Proc Natl Acad Sci U S A. 2011 Nov 15;108(46):18802-7. doi: 10.1073/pnas.1106880108. Epub 2011 Nov 7.
Neural stem/progenitor cell proliferation and differentiation are required to replace damaged neurons and regain brain function after hypoxic-ischemic events. DNA base lesions accumulating during hypoxic-ischemic stress are removed by DNA glycosylases in the base-excision repair pathway to prevent cytotoxicity and mutagenesis. Expression of the DNA glycosylase endonuclease VIII-like 3 (Neil3) is confined to regenerative subregions in the embryonic and perinatal brains. Here we show profound neuropathology in Neil3-knockout mice characterized by a reduced number of microglia and loss of proliferating neuronal progenitors in the striatum after hypoxia-ischemia. In vitro expansion of Neil3-deficient neural stem/progenitor cells revealed an inability to augment neurogenesis and a reduced capacity to repair for oxidative base lesions in single-stranded DNA. We propose that Neil3 exercises a highly specialized function through accurate molecular repair of DNA in rapidly proliferating cells.
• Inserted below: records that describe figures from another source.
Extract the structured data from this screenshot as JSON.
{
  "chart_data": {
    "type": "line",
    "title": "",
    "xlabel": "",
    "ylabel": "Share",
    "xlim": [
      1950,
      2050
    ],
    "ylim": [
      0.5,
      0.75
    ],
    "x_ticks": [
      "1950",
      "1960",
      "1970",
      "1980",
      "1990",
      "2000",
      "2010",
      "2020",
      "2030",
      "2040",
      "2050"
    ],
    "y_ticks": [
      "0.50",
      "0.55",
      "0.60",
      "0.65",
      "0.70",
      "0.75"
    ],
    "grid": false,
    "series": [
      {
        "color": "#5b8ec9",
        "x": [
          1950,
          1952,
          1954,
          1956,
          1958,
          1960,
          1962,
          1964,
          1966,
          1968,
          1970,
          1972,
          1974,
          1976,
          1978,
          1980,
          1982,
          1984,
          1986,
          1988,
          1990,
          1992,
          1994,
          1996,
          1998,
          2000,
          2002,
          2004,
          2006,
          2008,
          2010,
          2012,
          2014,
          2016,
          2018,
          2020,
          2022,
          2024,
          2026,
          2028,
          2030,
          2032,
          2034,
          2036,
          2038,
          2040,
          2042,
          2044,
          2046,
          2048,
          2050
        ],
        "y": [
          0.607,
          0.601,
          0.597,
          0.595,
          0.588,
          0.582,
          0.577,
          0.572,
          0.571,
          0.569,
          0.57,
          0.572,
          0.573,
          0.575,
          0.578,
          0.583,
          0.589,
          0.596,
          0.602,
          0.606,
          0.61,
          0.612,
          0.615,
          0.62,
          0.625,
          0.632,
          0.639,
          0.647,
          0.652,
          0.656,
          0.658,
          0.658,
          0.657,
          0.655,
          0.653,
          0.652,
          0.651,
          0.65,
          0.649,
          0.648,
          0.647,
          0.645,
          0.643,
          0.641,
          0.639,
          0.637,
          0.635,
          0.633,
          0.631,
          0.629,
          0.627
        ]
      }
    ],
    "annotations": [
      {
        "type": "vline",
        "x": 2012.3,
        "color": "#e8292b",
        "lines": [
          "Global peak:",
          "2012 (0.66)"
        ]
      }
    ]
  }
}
神经干细胞/祖细胞的增殖和分化对于在缺氧缺血事件后替代受损神经元并恢复脑功能是必需的。在缺氧缺血应激过程中积累的 DNA 碱基损伤由碱基切除修复途径中的 DNA 糖苷酶去除,以防止细胞毒性和突变。DNA 糖苷酶内切酶 VIII 样 3 (Neil3) 的表达局限于胚胎和围产期大脑的再生亚区。在这里,我们展示了 Neil3 敲除小鼠的严重神经病理学特征,表现为缺氧缺血后纹状体中小胶质细胞数量减少和增殖性神经元祖细胞丢失。体外扩增 Neil3 缺陷的神经干细胞/祖细胞显示出无法增强神经发生的能力,以及修复单链 DNA 中氧化碱基损伤的能力降低。我们提出,Neil3 通过在快速增殖细胞中准确的分子修复来发挥高度专业化的功能。